As in the 2012 study on women from Burkina Faso [23], we found that obstacles were higher in under-educated, poorer individuals and those living in rural areas (i.e., in our sample, participants living further away from semi-urban – health – facilities). In contast, in both samples used in the present study, the EFA yielded a one-dimensional factor score, whereas Nikiema and colleagues built a second-stage score combining all six items over three dimensions (specifically, psychosocial, socioeconomic, and geographic barriers). However, the Burkina Faso data was from 2005, only among women, a sizeable share of whom was living in urban areas. This suggests that the structure of the score might need to be validated when computed in very different settings or samples.
In line with the literature, we found that perceived barriers were strongly associated with the utilization of prenatal and maternal health services [21, 36]. In our study, the PBMC score’s prediction of health services utilization was robust to the type of health utilization, health need, and population: specifically, the score can be employed to predict the probability of foregoing medical consultation or expenses at the household level, of medical consultation and non-utilization (self-medication) in individuals with a recent episode of illness, and of maternal health services utilization in women who had a live birth the past two years (documented through delivery in a health facility and the number of prenatal consultations).
Value-added of the PBMC score and policy implications
Unlike measures of access focusing on individuals that experienced an event prompting health services utilization (e.g., individuals with a recent episode of illness or women with a recent pregnancy or birth), the PBMC score can be documented in the general population through simple, and relatively light data collection and data analysis processes.
The factor-based score also has the advantage of being expressed in the same scale as the original items, with values that can be easily interpreted: a 0 score corresponds to having declared “not a problem” to all items, a 2 score indicates that all items were reported as “a big problem”, and values in between reflect increasing levels in barriers. In contrast to studies documenting ‘any’ perceived barrier [12, 21] or focusing on a specific barrier such as distance [20], the PBMC score, therefore, provides a much more precise and sensitive measure of both the intensity and the width of barriers to medical care.

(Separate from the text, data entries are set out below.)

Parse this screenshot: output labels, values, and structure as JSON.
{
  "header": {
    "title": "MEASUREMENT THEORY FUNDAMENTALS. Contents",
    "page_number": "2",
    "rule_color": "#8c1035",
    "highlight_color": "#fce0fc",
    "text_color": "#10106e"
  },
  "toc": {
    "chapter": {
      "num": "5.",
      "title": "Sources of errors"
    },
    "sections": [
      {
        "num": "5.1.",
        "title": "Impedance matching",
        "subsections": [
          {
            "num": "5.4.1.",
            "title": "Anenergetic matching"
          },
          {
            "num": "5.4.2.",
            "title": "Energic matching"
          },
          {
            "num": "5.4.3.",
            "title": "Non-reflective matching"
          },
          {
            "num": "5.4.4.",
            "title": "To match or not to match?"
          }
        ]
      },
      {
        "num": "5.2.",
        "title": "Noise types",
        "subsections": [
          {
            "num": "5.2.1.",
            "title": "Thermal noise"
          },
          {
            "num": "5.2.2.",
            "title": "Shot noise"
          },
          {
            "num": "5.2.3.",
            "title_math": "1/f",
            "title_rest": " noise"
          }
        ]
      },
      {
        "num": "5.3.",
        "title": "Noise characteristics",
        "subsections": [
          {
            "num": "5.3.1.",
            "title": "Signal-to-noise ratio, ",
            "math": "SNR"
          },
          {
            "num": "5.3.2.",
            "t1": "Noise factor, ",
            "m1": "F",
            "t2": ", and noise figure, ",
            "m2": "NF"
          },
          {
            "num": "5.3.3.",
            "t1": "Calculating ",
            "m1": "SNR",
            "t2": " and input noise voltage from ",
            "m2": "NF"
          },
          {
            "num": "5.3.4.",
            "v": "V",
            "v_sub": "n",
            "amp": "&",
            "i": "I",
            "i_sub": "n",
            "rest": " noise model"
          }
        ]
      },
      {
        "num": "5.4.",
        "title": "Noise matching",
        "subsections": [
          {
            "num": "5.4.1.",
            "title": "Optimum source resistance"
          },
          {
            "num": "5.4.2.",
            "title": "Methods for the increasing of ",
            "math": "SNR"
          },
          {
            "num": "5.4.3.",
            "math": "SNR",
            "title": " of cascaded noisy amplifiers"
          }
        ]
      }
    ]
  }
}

As illustrated by the absence of association with CHE, the PBMC score captures something other than the financial risk protection and is valuable in informing deficits in, and progress towards UHC attainment. There is a wide range of possible uses for the score. For instance, the identification of individual and structural characteristics associated with the intensity of the score can help characterize populations and areas that should be targeted by specific interventions or policies aiming at improving UHC. The score can also be used to evaluate such interventions through the comparison of changes in individual score levels over time (before/after intervention or longitudinal studies) – to name just a few potential applications.
Limits
Our study has limitations. The main concern is that it relies on self-reported measures, which can be subject to heterogeneity in reporting associated with psycho-social and socio-economic variables – such biases have been extensively documented in the literature on self-assessed health [37–42]. In addition, our results reveal an association between the PBMC score and psychosocial variables (specifically risk aversion, generalized trust, and perceived quality of the healthcare system), which ought to be accounted and controlled for in potentially future multivariate regressions. However, we provide ample evidence that our score is significantly associated with objective measures and determinants of healthcare-seeking (distance to the health facility, sex, formal education, several measures of wealth and poverty, etc.).
A second limitation is that, though multidimensional, the PBMC score only provides a partial view of access. In particular, it does not include supply-side information on the availability or quality of healthcare services, professionals, equipment, or medications in the area of interest – i.e., the health system’s side of Levesque’s comprehensive framework of patient-centered access to healthcare [43]. Items used to build the PBMC score encompasses the “ability to seek”, “ability to reach” and “ability to pay” of populations defined in this framework, but its scope falls short of abilities to perceive and engage that are instrumental in the populations’ access to healthcare.
A final, and related, limitation is that, by using DHS-based items in a top-down process, the PBMC score may overlook context-specific barriers that are relevant to accessing healthcare goods and services in rural Senegal. Bottom-up approaches to tailoring items to the specific context would gain in internal validity though potentially at the expense of external validity. Indeed, the PBMC score has the ambition of being used in other settings, e.g. through DHS surveys, though data availability is limiting – especially in men.